Vendredi, les experts mandatés par l'OMS avaient décidé de considérer Omicron comme «préoccupant». Ce variant est devenu le cinquième à être classé avec cette importance.

Les tests PCR arrivent à détecter Omicron, sauf pour un type d'entre eux pour lequel un séquençage supplémentaire est requis. Une incertitude subsiste sur les autres tests. Autre problème, le variant est identifié dans des taux plus rapides que les précédentes composantes du virus.



Les laboratoires sont appelés à relayer ces analyses à des bases de données publiques. Chaque cas doit être mentionné à l'OMS au travers du Règlement sanitaire international.
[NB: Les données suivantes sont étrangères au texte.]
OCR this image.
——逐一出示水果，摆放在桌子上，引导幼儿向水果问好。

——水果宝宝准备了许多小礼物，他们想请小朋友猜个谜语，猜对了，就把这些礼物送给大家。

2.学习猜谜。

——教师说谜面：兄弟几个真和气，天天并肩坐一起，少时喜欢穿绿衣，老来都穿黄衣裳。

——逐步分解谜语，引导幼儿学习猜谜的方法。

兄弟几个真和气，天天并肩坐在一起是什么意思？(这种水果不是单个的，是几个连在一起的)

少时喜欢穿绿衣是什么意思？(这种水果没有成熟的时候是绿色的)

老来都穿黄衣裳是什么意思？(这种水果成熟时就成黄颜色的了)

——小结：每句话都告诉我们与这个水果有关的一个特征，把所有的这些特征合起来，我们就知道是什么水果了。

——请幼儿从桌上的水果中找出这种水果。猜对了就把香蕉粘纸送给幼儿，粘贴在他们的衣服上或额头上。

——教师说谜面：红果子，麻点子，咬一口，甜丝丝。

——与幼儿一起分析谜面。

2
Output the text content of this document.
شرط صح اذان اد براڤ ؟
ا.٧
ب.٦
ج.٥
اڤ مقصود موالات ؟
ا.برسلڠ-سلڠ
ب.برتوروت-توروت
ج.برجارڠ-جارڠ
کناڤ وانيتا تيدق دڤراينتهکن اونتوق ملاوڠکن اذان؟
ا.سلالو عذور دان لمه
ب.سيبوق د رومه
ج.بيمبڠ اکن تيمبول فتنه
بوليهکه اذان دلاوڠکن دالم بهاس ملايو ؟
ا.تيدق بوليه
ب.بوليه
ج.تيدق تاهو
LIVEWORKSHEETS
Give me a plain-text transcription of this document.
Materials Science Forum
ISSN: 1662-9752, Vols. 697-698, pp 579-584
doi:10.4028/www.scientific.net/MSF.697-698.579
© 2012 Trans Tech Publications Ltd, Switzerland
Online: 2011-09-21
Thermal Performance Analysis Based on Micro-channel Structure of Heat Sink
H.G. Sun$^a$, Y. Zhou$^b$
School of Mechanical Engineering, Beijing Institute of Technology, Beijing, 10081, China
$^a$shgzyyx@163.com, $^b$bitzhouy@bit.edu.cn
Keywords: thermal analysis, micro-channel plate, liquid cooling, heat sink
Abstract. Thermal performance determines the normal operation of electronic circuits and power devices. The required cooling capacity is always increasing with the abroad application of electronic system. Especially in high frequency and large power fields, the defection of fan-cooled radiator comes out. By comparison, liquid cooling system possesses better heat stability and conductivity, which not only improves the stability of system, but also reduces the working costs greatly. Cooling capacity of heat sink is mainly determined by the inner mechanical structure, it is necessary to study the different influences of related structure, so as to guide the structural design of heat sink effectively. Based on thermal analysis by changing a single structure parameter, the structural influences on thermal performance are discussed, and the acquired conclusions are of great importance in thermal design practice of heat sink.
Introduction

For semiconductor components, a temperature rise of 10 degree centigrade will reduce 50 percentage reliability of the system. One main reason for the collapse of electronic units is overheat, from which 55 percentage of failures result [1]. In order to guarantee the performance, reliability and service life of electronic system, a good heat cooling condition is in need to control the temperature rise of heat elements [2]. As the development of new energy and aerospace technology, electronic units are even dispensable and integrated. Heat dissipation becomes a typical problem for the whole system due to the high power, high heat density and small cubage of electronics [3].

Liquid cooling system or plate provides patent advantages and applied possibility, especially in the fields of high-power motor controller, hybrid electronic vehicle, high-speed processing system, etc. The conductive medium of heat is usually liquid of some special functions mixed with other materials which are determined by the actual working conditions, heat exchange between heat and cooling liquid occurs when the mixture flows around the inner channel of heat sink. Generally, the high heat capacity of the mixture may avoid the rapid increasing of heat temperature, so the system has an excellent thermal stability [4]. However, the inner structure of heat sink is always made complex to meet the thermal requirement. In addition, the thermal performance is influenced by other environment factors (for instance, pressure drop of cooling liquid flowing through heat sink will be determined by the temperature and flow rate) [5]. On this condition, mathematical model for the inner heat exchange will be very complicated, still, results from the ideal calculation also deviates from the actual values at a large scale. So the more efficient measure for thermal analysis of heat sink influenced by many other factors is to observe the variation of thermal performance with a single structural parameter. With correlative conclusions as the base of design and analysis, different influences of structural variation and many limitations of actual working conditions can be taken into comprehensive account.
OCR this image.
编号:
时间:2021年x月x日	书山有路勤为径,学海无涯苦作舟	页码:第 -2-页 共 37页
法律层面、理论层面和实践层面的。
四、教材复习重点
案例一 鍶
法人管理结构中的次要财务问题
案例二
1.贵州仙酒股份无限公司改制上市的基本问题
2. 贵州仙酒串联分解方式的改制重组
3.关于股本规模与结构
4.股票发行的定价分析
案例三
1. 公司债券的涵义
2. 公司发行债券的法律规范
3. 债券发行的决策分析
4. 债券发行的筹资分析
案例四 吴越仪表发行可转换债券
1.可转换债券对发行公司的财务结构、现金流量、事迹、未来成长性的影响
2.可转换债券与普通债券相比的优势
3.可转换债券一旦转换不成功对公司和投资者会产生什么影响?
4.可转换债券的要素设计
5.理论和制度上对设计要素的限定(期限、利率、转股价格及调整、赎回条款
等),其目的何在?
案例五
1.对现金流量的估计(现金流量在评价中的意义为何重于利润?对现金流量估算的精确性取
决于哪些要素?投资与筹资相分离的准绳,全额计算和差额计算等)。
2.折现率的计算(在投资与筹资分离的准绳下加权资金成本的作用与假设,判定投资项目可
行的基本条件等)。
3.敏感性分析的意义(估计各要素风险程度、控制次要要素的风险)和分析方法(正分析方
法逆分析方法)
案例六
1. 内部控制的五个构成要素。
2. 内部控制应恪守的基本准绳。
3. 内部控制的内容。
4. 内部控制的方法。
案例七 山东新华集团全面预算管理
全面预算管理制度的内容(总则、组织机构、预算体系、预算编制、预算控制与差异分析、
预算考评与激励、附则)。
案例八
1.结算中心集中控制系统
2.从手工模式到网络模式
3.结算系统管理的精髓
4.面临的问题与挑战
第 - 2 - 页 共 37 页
«Plusieurs semaines» à attendre

Des investigations plus poussées doivent être menées lorsqu'elles sont possibles. Il faut désormais pouvoir établir quel effet ce variant Omicron aura sur la gravité de la pandémie, les dispositifs de surveillance, la réponse immunitaire ou encore la neutralisation par des anticorps.

Vendredi, un porte-parole de l'OMS avait laissé entendre qu'il faudrait «plusieurs semaines» avant de saisir exactement quelle est la dangerosité du variant Omicron. Comme toujours depuis le début de la pandémie, l'institution n'est pas favorable à des restrictions de voyages et demande aux Etats de s'appuyer sur les données scientifiques avant de prendre leurs décisions.

Des Etats européens, dont la Suisse, et l'UE ont lancé des interdictions de vol depuis plusieurs territoires et des quarantaines pour ceux arrivant de certains pays. De nombreuses mutations du virus ont été observées depuis le début de la pandémie. La plupart sont inoffensives et se propagent peu dans les différents pays.